- Born: January 25, 1913 Chicago, Illinois, U.S.
- Died: August 13, 2005 (aged 92) Los Angeles, California, U.S.
- Other name: Ardie
- Occupation: Film producer
- Years active: 1950–1958
- Spouses: ; Benay Venutal ​ ​(m. 1939; div. 1950)​ ; Harriet Deutsch ​(m. 1951)​
- Children: 6
- Relatives: Julius Rosenwald (grandfather) Lessing J. Rosenwald (uncle) William Rosenwald (uncle) Edgar B. Stern Sr. (uncle) Edith Rosenwald Stern (aunt) Nina Rosenwald (cousin)

= Armand Deutsch =

American film producer (1913–2005)

Armand Deutsch (January 25, 1913 – August 13, 2005) was an American film producer and grandson of philanthropist and Sears CEO Julius Rosenwald. He believed that he was the intended target of the thrill killers Leopold and Loeb, who went on to kidnap and murder his schoolmate Robert "Bobby" Franks in 1924.

==Early life and education==
Deutsch was born on January 25, 1913, in Chicago, Illinois, to Armand and Adele Deutsch Levy (née Rosenwald). His mother was Jewish. Deutsch's parents married in 1911. They divorced before 1927 whereupon his mother married Dr David M Levy, a child psychologist and moved to New York City to pursue a long and notable career in philanthropy. Adele was among the founders of The Citizen's Committee for Children and was a member of the executive committee of the United Jewish Appeal's fundraising for survivors of the Holocaust in 1947.

Deutsch's younger brother Richard E. Deutsch was born in 1917. Armand attended The University of Chicago.

==Personal life==
Deutsch and actress Benay Venuta married in 1939. Maintaining a home in Palm Springs, California, they had two daughters, Patty and Deborah, and divorced in 1950. Deutsch's second marriage to Harriet Berk Simon, widow of S. Sylvan Simon, in 1951 ended with his death. They had four children together.

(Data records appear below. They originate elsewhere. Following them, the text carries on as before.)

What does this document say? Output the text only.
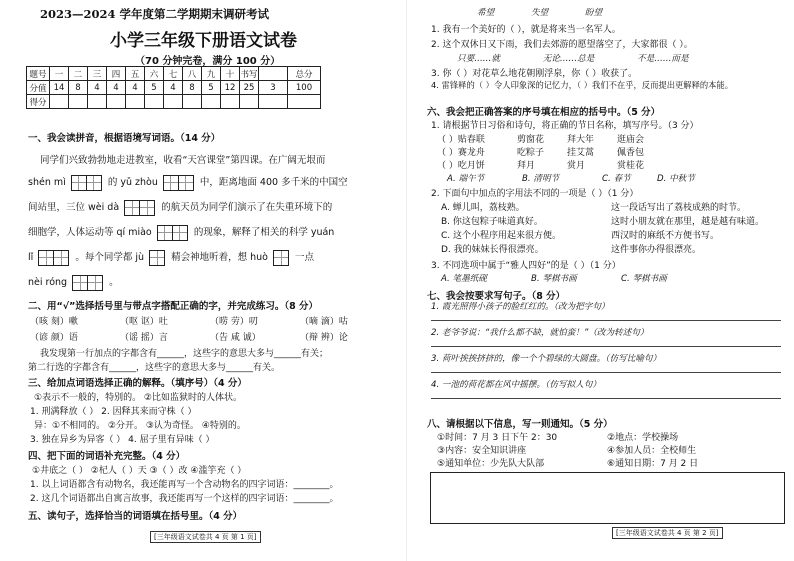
2023—2024 学年度第二学期期末调研考试
小学三年级下册语文试卷
（70 分钟完卷，满分 100 分）
题号	一	二	三	四	五	六	七	八	九	十	书写		总分
分值	14	8	4	4	4	5	4	8	5	12	25	3	100
得分													
一、我会读拼音，根据语境写词语。（14 分）
同学们兴致勃勃地走进教室，收看“天宫课堂”第四课。在广阔无垠而
shén mì	的 yǔ zhòu	中，距离地面 400 多千米的中国空
间站里，三位 wèi dà	的航天员为同学们演示了在失重环境下的
细胞学，人体运动等 qí miào	的现象，解释了相关的科学 yuán
lǐ	。每个同学都 jù	精会神地听着，想 huò	一点
nèi róng	。
二、用“√”选择括号里与带点字搭配正确的字，并完成练习。（8 分）
（咳 刻）嗽	（呕 讴）吐	（唠 劳）叨	（嘀 滴）咕
（谚 颜）语	（谣 摇）言	（告 咸 诚）	（辩 辨）论
我发现第一行加点的字都含有______，这些字的意思大多与______有关；
第二行选的字都含有______，这些字的意思大多与______有关。
三、给加点词语选择正确的解释。（填序号）（4 分）
①表示不一般的，特别的。 ②比如监狱时的人体状。
1. 刑满释放（ ） 2. 因释其来而守株（ ）
异：①不相同的。 ②分开。 ③认为奇怪。 ④特别的。
3. 独在异乡为异客（ ） 4. 屈子里有异味（ ）
四、把下面的词语补充完整。（4 分）
①井底之（ ） ②杞人（ ）天 ③（ ）改 ④滥竽充（ ）
1. 以上词语都含有动物名，我还能再写一个含动物名的四字词语：________。
2. 这几个词语都出自寓言故事，我还能再写一个这样的四字词语：________。
五、读句子，选择恰当的词语填在括号里。（4 分）
[三年级语文试卷共 4 页 第 1 页]
希望	失望	盼望
1. 我有一个美好的（ ），就是将来当一名军人。
2. 这个双休日又下雨，我们去郊游的愿望落空了，大家都很（ ）。
只要……就	无论……总是	不是……而是
3. 你（ ）对花草么地花朝刚浮泉，你（ ）收获了。
4. 雷锋释的（ ）令人印象深的记忆力，（ ）我们不在乎，反而提出更解释的本能。
六、我会把正确答案的序号填在相应的括号中。（5 分）
1. 请根据节日习俗和诗句，将正确的节日名称，填写序号。（3 分）
（ ）贴春联	剪窗花	拜大年	逛庙会
（ ）赛龙舟	吃粽子	挂艾蒿	佩香包
（ ）吃月饼	拜月	赏月	赏桂花
A. 端午节	B. 清明节	C. 春节	D. 中秋节
2. 下面句中加点的字用法不同的一项是（ ）（1 分）
A. 蝉儿叫，荔枝熟。	这一段话写出了荔枝成熟的时节。
B. 你这包粽子味道真好。	这时小朋友就在那里，越是越有味道。
C. 这个小程序用起来很方便。	西汉时的麻纸不方便书写。
D. 我的妹妹长得很漂亮。	这件事你办得很漂亮。
3. 不同选项中属于“雅人四好”的是（ ）（1 分）
A. 笔墨纸砚	B. 琴棋书画	C. 琴棋书画
七、我会按要求写句子。（8 分）
1. 霞光照得小孩子的脸红红的。（改为把字句）
2. 老爷爷说：“我什么都不缺，就怕蛮！”（改为转述句）
3. 荷叶挨挨挤挤的，像一个个碧绿的大圆盘。（仿写比喻句）
4. 一池的荷花都在风中摇摆。（仿写拟人句）
[三年级语文试卷共 4 页 第 2 页]
八、请根据以下信息，写一则通知。（5 分）
①时间：7 月 3 日下午 2：30	②地点：学校操场
③内容：安全知识讲座	④参加人员：全校师生
⑤通知单位：少先队大队部	⑥通知日期：7 月 2 日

Known as "a friendly and unobtrusive fellow," Deutsch had many famous and influential friends, including William Goetz, Frank Sinatra, and United States President Ronald Reagan and First Lady Nancy Reagan, both of whom he met before the two married. He remained their close friend throughout Reagan's time as governor and president. In 1981, Reagan appointed Deutsch to the Presidential Task Force on the Arts & Humanities, which was established to recommend ways that both private and federal support for the arts and humanities could be enhanced.

Deutsch died in Los Angeles of complications relating to pneumonia at Cedars-Sinai Medical Center, where he was a board member and trustee for many years.

==Career==
Deutsch spent his youth in New York City, where he knew Truman Capote, and served in the US Navy during World War II. After service he moved to Los Angeles at the invitation of Metro-Goldwyn-Mayer chief of production Dore Schary to become a film producer. His credits include The Magnificent Yankee, a biopic of Oliver Wendell Holmes, which was nominated for two Academy Awards: Best Actor for Louis Calhern and Best Costume Design.

==Leopold and Loeb==
Deutsch claimed that, as an 11-year-old in 1924, he may have been the intended target of the thrill killers Leopold and Loeb, who went on to kidnap and murder his schoolmate, Robert "Bobby" Franks. Writing in the Chicago Tribune in 1996, he stated that he avoided his brush with death as rather than walking home from school, he was driven to a dentist appointment by his chauffeur:

It was no mystery why Richard Loeb and Nathan Leopold had singled me out as a prime prospect for their heinous crime. My grandfather, Julius Rosenwald, was the chairman of the board of Sears, Roebuck and Co. His prominence made me an ideal choice.

In addition, Loeb's father was a Sears vice president. Our families were friends...So I knew and trusted both older boys, a great plus as they formulated their plans for what would become the first "crime of the century."

==Producer credits==
- Ambush (1950)
- Right Cross (1950)
- The Magnificent Yankee (1950)
- Three Guys Named Mike (1951)
- Kind Lady (1951)
- Carbine Williams (1952)
- So Bright the Flame (1952) (original title The Girl in White)
- The Girl Who Had Everything (1953)
- Green Fire (1954)
- Slander (1957)
- Saddle the Wind (1958)

==Memoir==
Deutsch's memoir Me and Bogie: And Other Friends and Acquaintances from a Life in Hollywood and Beyond was published in 1991.